Nyeri Primary School's Kenya Certificate of Primary Education (KCPE) candidates participate in a rehearsal session on Friday. The KCPE examination is set to commence on Monday. [Amos Kiarie, Standard]

After nearly four decades, the curtains will finally fall on the Kenya Certificate of Primary Education (KCPE) examination.

Starting Monday, some 1,415,315 students will write the national examinations, marking an end to the cutthroat competition for stellar grades that has characterised the country's education system since 1985 when the first batch of candidates were examined.

The three-day examinations will end on Wednesday, November 1.

The examinations will for the second year be administered simultaneously with the new Kenya Primary School Education Assessment (KPSEA).

KPSEA is the new primary exit examination under the Competency Based Curriculum (CBC) and are administered in Grade 6.

And this year, some 1,282,574 candidates will sit the tests.

Overall, a total of 24,906,837 candidates have sat the test in the 38 years it has been conducted.

This year's exam is the 39th in its history and signifies not only the end of the KCPE but also marks the closure of the 8-4-4 era at the primary school level.

And next week's exercise also marks a major transition from 8-4-4 to the 2-6-3-3-3 system under CBC.

Under the CBC, significant changes have been adopted in the assessment of learners where learners sit Continuous Assessment Tests (CATs) at the end of Grades 4, 5, and 6 to form the final mark at the end of primary school.

However, unlike the KCPE, the cumulative score of the learner will not determine the secondary school he or she will join; instead, the results will just inform education managers of the learners' academic progress in primary school.

In Grade 9, the learners will also be required to take an assessment that will inform where they join senior secondary school.

They will take another assessment at the end of Grade 12 that will inform where they proceed for tertiary education.

The struggle by candidates to score higher marks in the 8-4-4 national examinations to secure plum slots in high schools and universities created shortcuts as teachers, parents and candidates, who broke security seals of the tests to access papers or bought them from cartels to give them an upper hand.

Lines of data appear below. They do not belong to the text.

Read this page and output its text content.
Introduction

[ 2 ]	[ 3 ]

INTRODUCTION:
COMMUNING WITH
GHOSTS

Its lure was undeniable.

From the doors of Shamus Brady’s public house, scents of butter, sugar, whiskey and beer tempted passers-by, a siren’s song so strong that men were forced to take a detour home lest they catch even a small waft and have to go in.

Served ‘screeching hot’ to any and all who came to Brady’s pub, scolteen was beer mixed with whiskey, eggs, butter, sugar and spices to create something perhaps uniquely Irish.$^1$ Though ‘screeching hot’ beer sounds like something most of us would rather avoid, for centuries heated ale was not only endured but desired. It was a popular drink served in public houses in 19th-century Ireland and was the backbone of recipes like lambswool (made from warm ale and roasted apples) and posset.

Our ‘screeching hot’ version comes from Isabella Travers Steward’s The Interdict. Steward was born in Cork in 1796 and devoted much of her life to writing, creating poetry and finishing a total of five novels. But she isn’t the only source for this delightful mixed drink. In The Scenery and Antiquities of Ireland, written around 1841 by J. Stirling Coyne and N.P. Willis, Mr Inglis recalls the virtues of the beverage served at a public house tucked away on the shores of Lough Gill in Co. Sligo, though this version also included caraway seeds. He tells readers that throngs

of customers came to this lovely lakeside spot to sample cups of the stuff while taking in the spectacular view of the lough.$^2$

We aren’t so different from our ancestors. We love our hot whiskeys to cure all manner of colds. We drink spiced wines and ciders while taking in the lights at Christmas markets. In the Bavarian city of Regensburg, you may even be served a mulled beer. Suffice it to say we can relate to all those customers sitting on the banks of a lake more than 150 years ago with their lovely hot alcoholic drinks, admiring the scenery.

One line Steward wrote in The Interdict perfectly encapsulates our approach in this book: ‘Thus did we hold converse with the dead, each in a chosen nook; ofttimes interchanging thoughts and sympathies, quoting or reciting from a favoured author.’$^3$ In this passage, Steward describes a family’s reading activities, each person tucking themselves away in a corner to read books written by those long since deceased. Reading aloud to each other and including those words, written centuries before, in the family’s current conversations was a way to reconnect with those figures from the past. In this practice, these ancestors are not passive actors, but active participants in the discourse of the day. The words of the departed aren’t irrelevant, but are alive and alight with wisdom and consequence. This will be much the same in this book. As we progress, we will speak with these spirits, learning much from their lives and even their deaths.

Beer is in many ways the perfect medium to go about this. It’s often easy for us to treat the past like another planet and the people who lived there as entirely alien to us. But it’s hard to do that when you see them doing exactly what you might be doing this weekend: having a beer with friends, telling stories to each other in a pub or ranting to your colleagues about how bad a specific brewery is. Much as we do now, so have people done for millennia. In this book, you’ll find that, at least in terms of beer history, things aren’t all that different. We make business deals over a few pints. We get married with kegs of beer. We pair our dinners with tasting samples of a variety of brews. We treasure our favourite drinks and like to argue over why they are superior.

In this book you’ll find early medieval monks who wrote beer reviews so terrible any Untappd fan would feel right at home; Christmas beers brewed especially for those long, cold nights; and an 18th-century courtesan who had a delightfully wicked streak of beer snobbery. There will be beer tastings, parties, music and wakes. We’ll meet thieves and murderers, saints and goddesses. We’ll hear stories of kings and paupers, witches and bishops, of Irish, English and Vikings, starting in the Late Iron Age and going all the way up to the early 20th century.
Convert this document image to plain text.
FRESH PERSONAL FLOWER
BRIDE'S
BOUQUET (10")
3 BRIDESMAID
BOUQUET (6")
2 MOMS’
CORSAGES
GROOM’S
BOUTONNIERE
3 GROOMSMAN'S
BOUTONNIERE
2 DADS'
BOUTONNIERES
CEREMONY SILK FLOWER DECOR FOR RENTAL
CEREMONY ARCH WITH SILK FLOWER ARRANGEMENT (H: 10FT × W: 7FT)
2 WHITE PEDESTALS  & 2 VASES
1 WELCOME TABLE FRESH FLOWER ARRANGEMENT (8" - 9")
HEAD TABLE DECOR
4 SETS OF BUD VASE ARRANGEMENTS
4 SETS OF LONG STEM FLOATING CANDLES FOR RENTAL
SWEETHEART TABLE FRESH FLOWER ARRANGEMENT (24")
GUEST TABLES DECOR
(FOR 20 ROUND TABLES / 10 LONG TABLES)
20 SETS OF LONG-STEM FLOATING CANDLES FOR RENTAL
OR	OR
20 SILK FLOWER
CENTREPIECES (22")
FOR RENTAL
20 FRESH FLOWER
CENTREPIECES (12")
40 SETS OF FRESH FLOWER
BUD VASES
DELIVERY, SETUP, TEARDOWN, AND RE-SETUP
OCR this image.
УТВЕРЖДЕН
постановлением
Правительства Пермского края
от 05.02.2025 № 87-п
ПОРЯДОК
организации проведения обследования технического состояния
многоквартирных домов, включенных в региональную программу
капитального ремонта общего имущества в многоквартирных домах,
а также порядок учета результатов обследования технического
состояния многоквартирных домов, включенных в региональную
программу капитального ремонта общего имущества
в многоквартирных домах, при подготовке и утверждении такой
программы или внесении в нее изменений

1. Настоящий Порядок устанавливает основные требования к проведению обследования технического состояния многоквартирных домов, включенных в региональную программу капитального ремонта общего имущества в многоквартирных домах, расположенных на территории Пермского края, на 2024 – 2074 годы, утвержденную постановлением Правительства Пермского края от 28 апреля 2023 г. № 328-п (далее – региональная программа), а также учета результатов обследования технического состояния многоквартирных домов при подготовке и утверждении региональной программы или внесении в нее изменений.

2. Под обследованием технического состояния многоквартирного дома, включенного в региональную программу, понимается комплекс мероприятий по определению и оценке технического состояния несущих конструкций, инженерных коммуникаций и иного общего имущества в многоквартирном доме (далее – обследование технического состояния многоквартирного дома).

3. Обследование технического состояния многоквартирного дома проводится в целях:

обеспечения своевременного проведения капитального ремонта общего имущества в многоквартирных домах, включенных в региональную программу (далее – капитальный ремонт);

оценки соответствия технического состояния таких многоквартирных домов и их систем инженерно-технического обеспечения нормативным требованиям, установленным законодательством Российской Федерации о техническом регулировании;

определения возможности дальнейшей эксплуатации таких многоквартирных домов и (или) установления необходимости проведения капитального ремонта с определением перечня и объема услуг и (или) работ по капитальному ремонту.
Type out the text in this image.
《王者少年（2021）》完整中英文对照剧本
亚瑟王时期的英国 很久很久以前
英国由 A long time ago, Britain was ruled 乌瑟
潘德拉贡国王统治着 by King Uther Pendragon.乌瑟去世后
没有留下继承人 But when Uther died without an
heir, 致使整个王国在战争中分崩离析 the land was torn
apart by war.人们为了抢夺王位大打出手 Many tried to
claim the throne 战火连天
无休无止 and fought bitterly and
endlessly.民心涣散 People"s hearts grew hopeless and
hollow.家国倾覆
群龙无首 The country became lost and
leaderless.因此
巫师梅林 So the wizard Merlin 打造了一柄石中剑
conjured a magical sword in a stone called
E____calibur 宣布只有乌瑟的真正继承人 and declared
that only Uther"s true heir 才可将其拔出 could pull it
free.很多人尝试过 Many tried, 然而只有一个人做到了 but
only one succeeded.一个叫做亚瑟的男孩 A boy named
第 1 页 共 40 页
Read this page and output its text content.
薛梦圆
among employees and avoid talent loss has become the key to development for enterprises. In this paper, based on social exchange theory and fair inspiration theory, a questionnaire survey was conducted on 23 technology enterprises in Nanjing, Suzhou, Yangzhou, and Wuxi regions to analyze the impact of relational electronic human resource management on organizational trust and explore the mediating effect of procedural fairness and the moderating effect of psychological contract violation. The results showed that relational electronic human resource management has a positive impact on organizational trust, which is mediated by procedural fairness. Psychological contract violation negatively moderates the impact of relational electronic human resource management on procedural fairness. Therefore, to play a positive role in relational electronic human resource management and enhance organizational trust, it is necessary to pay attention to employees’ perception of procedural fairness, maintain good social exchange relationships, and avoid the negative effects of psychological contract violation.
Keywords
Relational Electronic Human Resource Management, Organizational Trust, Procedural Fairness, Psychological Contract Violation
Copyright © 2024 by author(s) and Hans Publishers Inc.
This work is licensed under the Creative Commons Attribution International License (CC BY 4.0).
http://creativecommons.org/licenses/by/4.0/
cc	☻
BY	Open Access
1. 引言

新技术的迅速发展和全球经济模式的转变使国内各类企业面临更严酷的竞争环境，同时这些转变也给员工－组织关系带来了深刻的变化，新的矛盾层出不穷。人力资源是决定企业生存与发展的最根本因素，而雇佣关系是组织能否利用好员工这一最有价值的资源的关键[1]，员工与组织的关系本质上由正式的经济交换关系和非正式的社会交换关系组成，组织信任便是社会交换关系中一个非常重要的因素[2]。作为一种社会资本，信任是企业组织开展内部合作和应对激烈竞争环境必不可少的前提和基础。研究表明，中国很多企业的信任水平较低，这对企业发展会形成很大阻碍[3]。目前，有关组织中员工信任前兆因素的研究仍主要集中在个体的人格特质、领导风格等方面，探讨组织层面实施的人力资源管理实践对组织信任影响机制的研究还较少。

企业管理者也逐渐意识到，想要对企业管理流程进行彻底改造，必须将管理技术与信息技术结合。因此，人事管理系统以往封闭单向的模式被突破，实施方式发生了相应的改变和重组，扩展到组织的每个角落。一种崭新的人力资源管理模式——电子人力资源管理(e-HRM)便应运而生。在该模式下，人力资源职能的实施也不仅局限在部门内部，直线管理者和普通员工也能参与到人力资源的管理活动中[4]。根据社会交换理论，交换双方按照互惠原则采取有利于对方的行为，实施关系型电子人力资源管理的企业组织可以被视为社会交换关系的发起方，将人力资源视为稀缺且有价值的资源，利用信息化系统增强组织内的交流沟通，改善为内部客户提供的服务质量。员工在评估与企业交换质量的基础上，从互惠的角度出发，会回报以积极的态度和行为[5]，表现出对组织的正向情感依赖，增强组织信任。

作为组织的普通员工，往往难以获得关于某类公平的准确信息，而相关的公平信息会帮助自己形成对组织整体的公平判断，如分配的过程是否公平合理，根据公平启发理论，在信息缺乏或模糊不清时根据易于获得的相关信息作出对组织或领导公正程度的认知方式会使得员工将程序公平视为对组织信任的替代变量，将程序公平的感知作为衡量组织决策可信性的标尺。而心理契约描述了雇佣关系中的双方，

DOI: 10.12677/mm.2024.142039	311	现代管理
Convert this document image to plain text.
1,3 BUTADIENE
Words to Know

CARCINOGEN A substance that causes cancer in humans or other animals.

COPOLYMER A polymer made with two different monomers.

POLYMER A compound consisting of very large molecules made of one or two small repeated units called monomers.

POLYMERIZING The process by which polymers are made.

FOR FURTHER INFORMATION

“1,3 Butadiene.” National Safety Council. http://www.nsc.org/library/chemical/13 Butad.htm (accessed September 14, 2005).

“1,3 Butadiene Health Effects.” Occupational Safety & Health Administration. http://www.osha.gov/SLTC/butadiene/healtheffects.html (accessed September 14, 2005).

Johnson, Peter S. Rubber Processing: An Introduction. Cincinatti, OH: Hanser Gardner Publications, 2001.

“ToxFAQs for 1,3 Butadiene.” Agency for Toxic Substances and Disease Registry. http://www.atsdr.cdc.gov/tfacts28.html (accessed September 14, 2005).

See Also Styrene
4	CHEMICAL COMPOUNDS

This behaviour set in motion efforts by the government to secure the credibility of the examinations through printing of the examinations abroad, a practice that education stakeholders termed as expensive.

Massive involvement of security officers, intensive monitoring and provision of daily allowances to administrators became necessary to forestall plans to cheat in the tests.

Yesterday, the Kenya National Examination Council (KNEC) chief executive Dr David Njengere said plans are complete to administer the tests.

"The examinations are secure, any one saying that he or she can access the papers before Monday, will be lying,'' Njengere said.

Speaking at Athi River Primary School where he witnessed the exam rehearsal, Njengere said there was nothing to worry about as the council was well prepared.

He said the government will dispatch a multi-agency team in all examination centres to handle any eventuality during the examination countrywide.

''As a council, we are ready for any eventuality either El-Nino rains or any other matter that might come on our way. We will make sure that there will be no disruption'' Njengere said.

Njengere said that the ministries of Education, Information & Communication Technology and Interior will jointly supervise the exercise.

''In matters of security, we have the Interior ministry that will take care of that, every candidate will sit for the exam'' Njengere said.

The KCPE examination was first administered in 1985, marking the advent of the 8-4-4 education system.

This change in the education system was a key recommendation of the Presidential Working Party on the Establishment of the Second University in Kenya (Mackay Report, 1981).

It transformed the educational landscape, transitioning students from a 7-4-2-3 system to an 8-4-4 structure.